The line between editorial and advertising is getting hazier. So many magazines here are openly linking stories and ads that there is even a new name for them: mag-a-logs, a cross between magazine and catalogue. The latest is called Shopping Etc. Launched by the Hearst Corp, it includes articles about fashion, beauty and home products. Conde Nast, encouraged by the success of Lucky, a shopping mag for women, has launched a version for men called Cargo, to be followed next year by one devoted to home furnishing, Domino. Fairchild is jumping in with yet another mag-a-log called Vitals. Although purists are aghast, advertisers are jumping on the bandwagon and many publishers see shopping mags as a new cheap way of putting out magazines with mass appeal. The new mags are putting pressure on older established women’s titles, many of which are trying to be more “shopping friendly”. Even business magazines are succumbing to the trend. The web site of Forbes has started linking news stories and ads, raising eyebrows in the business world.

Buoyed by the surging sales and improving profits of The New Yorker, which has just achieved sales of a million for the first time, Condé Nast is planning a new and very different magazine from the multitude it already publishes. This one targets art, not shoes or handbags. It has no name yet, but does have an editor: James Truman, the company’s chief editorial director, who hopes to have the new magazine on the news-stands within two years. The 46- yearold is fortunate, he admits, that the owner of the company, S.I. Newhouse Jnr, shares his interest in art. After several dummy runs, Newhouse gave Truman the green light. He believes the time is right to give Gauguin and his modern-day counterparts a little celebrity treatment.
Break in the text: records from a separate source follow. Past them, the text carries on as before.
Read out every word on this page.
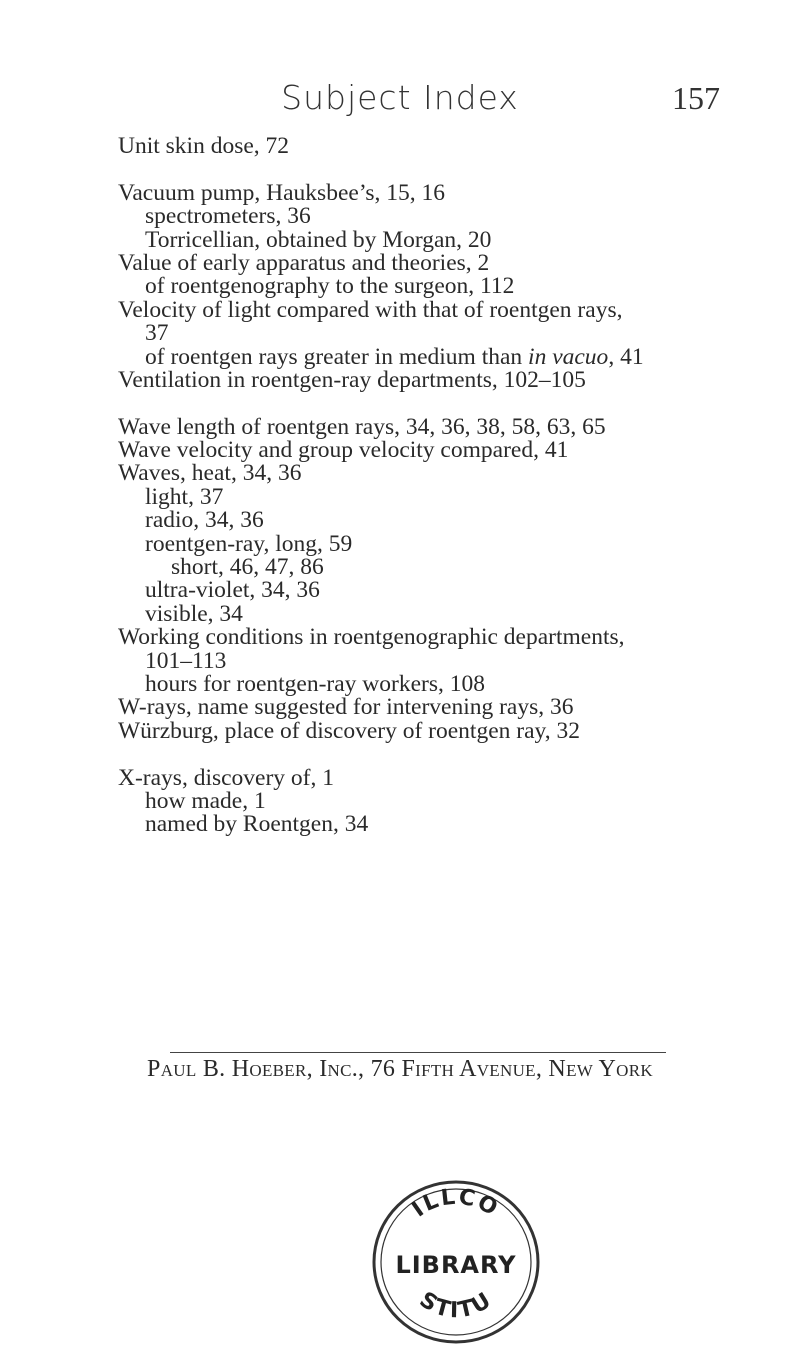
Subject Index	157
Unit skin dose, 72
Vacuum pump, Hauksbee’s, 15, 16
spectrometers, 36
Torricellian, obtained by Morgan, 20
Value of early apparatus and theories, 2
of roentgenography to the surgeon, 112
Velocity of light compared with that of roentgen rays,
37
of roentgen rays greater in medium than in vacuo, 41
Ventilation in roentgen-ray departments, 102–105
Wave length of roentgen rays, 34, 36, 38, 58, 63, 65
Wave velocity and group velocity compared, 41
Waves, heat, 34, 36
light, 37
radio, 34, 36
roentgen-ray, long, 59
short, 46, 47, 86
ultra-violet, 34, 36
visible, 34
Working conditions in roentgenographic departments,
101–113
hours for roentgen-ray workers, 108
W-rays, name suggested for intervening rays, 36
Würzburg, place of discovery of roentgen ray, 32
X-rays, discovery of, 1
how made, 1
named by Roentgen, 34
Paul B. Hoeber, Inc., 76 Fifth Avenue, New York
ILLCO
LIBRARY
STITU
It’s an idea that goes back to Charles Dickens’ days: running books in serial form in a newspaper. Now the New York Times has revived it. It has been printing serial versions of celebrated books, a day at a time, in The Great Summer Read programme. The first book to be serialised in six instalments was The Great Gatsby, followed by Like Water For Chocolate. This week it is Breakfast at Tiffany’s. Although an odd mixture, the programme has been a success, claims the NY Times, which is now considering a winter series.

It was claimed as the biggest-ever meeting of American journalists – 7,000 members of organisations representing Hispanic, African-American, Asian and Native American journalists. After an opening ceremony marked by Cherokee hoop dancers, African drummers and a Philipino musical troupe, delegates protested the slow pace of integration in American papers and news organisations. “We didn’t come here to celebrate,” declared Herbert Lowe, president of the National Association of Black Journalists. Black journalists don’t get the most coveted beats, he claimed. For example, reporters who write about the White House and Congress are overwhelmingly white. They make up 90 per cent of reporters and editors in Washington bureaux, although less than 70 per cent of the US population is white. The result? America’s national newspapers, he claimed, do only a fair-to-poor job of covering race-related issues. The Washington Post admitted: “Our staff diversity is not nearly where it should be.” The figure? Just nine per cent.